Fiber is a plant substance that is required for a healthy diet. Lots of fiber is needed each day to help reduce the risk of heart disease, improve digestion, prevent constipation and maintain a healthy body weight. Fiber can be found in fruits, whole grains and vegetables. Most adults should eat at least 20 to 35 grams of fiber every day; though the doctors say most people only eat about half as much. It’s best to slowly increase the fiber in your diet instead of piling it on all at once. A sudden increase in fiber intake can cause abdominal discomfort. Fiber intake should be at least 14 grams per 1000 calories daily; higher fiber intake may improve glycemic control. Saturated fat should be less than 7 percent of calories and there should be minimal trans fat.
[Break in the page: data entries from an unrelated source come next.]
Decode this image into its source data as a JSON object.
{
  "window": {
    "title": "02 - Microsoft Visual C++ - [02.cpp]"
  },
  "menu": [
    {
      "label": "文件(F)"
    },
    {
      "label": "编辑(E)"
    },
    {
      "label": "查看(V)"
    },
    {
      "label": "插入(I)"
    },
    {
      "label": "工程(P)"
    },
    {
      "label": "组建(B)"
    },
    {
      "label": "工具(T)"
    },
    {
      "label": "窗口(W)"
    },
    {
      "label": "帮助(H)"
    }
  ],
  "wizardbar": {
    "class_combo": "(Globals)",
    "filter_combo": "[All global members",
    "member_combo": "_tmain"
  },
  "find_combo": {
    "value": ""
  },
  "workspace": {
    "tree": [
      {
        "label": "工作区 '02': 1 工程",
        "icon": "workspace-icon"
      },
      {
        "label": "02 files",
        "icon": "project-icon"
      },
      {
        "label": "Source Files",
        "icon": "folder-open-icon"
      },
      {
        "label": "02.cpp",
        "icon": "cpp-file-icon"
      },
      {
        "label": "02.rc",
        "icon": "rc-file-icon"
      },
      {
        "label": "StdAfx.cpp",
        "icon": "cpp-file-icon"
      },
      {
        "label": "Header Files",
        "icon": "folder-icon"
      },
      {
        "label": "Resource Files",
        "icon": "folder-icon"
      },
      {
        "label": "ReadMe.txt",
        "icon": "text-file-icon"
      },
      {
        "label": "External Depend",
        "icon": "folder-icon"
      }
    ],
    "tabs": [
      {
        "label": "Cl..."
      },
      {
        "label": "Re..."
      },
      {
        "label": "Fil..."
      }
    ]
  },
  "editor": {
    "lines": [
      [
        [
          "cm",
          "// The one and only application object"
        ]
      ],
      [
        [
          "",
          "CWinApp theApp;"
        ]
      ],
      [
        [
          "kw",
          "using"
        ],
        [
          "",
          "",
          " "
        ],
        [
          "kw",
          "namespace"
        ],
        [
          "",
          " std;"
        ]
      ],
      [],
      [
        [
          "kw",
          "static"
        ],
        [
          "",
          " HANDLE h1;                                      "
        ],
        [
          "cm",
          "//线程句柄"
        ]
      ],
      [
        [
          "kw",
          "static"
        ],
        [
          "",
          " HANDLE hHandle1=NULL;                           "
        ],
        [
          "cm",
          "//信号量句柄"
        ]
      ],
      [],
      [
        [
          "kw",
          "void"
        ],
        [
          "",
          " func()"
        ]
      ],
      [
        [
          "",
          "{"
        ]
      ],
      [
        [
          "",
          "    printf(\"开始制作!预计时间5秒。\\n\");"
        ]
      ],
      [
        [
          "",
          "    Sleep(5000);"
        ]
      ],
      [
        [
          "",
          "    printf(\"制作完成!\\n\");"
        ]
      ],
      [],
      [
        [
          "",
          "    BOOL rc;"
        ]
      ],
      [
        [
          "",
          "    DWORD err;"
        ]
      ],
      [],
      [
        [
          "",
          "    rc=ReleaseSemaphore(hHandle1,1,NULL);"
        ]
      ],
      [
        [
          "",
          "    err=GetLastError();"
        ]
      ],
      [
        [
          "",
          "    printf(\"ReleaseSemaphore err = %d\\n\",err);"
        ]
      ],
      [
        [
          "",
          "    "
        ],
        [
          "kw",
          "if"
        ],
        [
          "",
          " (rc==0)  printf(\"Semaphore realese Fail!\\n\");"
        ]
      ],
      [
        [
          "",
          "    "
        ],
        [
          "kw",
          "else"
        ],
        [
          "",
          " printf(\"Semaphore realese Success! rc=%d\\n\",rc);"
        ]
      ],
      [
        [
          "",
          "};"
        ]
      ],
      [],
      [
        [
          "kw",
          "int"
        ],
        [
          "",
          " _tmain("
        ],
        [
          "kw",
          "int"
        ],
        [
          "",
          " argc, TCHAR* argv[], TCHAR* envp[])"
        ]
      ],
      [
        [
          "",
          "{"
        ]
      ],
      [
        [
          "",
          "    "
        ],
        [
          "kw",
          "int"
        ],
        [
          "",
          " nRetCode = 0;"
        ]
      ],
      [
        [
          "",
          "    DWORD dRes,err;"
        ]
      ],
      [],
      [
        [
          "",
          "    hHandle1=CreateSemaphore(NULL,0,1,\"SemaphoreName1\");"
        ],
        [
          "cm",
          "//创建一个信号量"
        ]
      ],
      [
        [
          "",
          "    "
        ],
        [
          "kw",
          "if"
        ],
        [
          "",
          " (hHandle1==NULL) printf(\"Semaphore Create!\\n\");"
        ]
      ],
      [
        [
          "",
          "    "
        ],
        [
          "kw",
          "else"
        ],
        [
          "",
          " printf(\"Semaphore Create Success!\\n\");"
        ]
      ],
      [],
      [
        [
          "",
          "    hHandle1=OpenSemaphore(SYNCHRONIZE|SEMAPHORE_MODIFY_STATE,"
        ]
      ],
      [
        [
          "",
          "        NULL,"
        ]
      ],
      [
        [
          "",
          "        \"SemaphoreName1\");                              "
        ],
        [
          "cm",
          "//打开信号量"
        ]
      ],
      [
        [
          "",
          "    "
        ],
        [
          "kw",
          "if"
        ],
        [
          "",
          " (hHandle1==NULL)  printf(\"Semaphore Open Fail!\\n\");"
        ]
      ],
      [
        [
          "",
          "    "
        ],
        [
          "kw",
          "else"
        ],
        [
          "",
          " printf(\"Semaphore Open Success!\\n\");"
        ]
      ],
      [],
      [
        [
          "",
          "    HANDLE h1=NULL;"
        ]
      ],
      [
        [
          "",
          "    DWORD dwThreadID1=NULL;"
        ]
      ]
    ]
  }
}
Total cholesterol should be less than 200 mg daily. There is an average fall of 1.2/1.3 mmHg blood pressure with average 10 gram intake of fiber. Certain soluble fibers (psyllium, pectin, wheat dextrin and oat products) reduce bad LDL cholesterol. Every gram increase in soluble fiber reduces LDL cholesterol by an average of 2.2 mg/dL. The message is incorporation of greater amounts of fiber, in which carbohydrate is derived from unprocessed whole foods.